L’application à Internet des outils de recherche à base d’analyse sémantique reste, aujourd’hui, peu envisageable. Trop gourmande en puissance de calcul, la phase d’analyse de la base documentaire ne peut être opérée sur une bibliothèque aussi vaste qu’Internet. Et les outils de recherche comprenant des modules d’analyse sémantique, comme AnswerChase ou DigOut, impliquent pour l’heure l’emploi de logiciels installés sur l’ordinateur personnel de l’internaute (lire ci-dessous). AskJeeves.com (anglophone) et InfoClic.fr (francophone) contournent toutefois cet écueil.
Ces deux moteurs de recherche, dont l’interface est semblable à celle d’Altavista ou de Google, ébauchent de nouvelles formes de recherche sur le Web. Les questions, ici, ne s’effectuent pas par mots-clés, mais via le décryptage du sens général d’une question formulée dans la langue courante et sa comparaison avec des requêtes prédéfinies. Lancé voilà un an, InfoClic s’appuie sur un dictionnaire développé par la société Sinequa, auquel 800 concepts viennent donner sens. “L’idée est de représenter le sens d’un texte par un point dans un espace mathématique”, explique Philippe Laval, PDG de Sinequa. De même que la position d’un point dans l’espace physique peut être décrite par trois coordonnées, la position d’un mot dans cet espace sémantique est défini par 800 coordonnées selon qu’il a ou non un sens dans les 800 concepts prédéfinis. “Par exemple, le mot “avocat” est associé à deux concepts : droit et agriculture”, illustre Philippe Laval. Ce double sens confère au mot “avocat” une signature mathématique particulière. Toute succession de mots peut ainsi être traduite en un objet mathématique complexe dont la forme est porteuse de sens.

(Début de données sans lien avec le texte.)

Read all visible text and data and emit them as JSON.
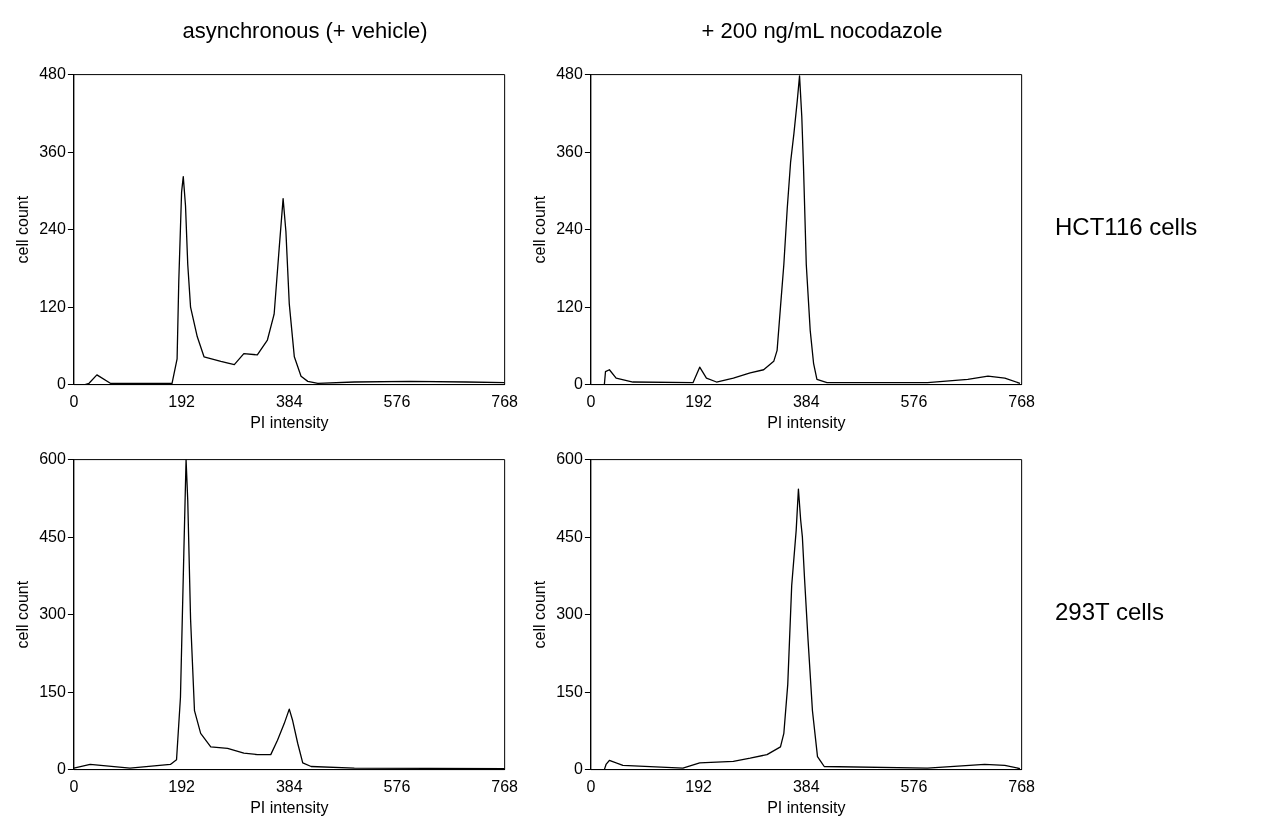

Après avoir été ainsi transcrite, une question formulée sur InfoClic peut être comparée à des requêtes-type préalablement définies. “Nous avons construit une base de données d’environ un million de questions-réponses, explique Frédéric Plais, PDG d’InfoClic. La requête de l’internaute est analysée puis comparée à celles qui sont dans nos bases de données. Au final, nous donnons le choix à l’internaute entre les questions les plus proches de celle qui a été posée.” Chaque question proposée est liée à une page censée en contenir la réponse. Un lien à chaque fois préétabli, comme l’explique Frédéric Plais, de façon presque manuelle, “par une équipe de documentalistes ” et uniquement vers des “sites partenaires”. La recherche ne s’effectue donc pas sur la totalité d’Internet mais sur une restriction de celui-ci, choisie sur des critères commerciaux.
Face à la croissance constante du nombre de documents accessibles en ligne et devant l’arrivée massive d’internautes néophytes, peu rompus aux techniques de recherche par mots-clés, faire le pari de la pertinence des réponses au détriment de l’exhaustivité est tentant. Cela conduit les moteurs de recherche classiques à ordonner la Toile en sous-catégories pour restreindre les recherches à des pans bien précis du Web.
Un avenir comparable se dessine pour les outils de recherche capables d’analyse sémantique. Ceux-ci sont de plus en plus prisés par des sites pour exploiter des bases de données documentaires limitées. Ainsi, la chambre de commerce et d’industrie de Marseille devait doté courant février son site d’un moteur de recherche “intelligent”, développé par la société Semantia.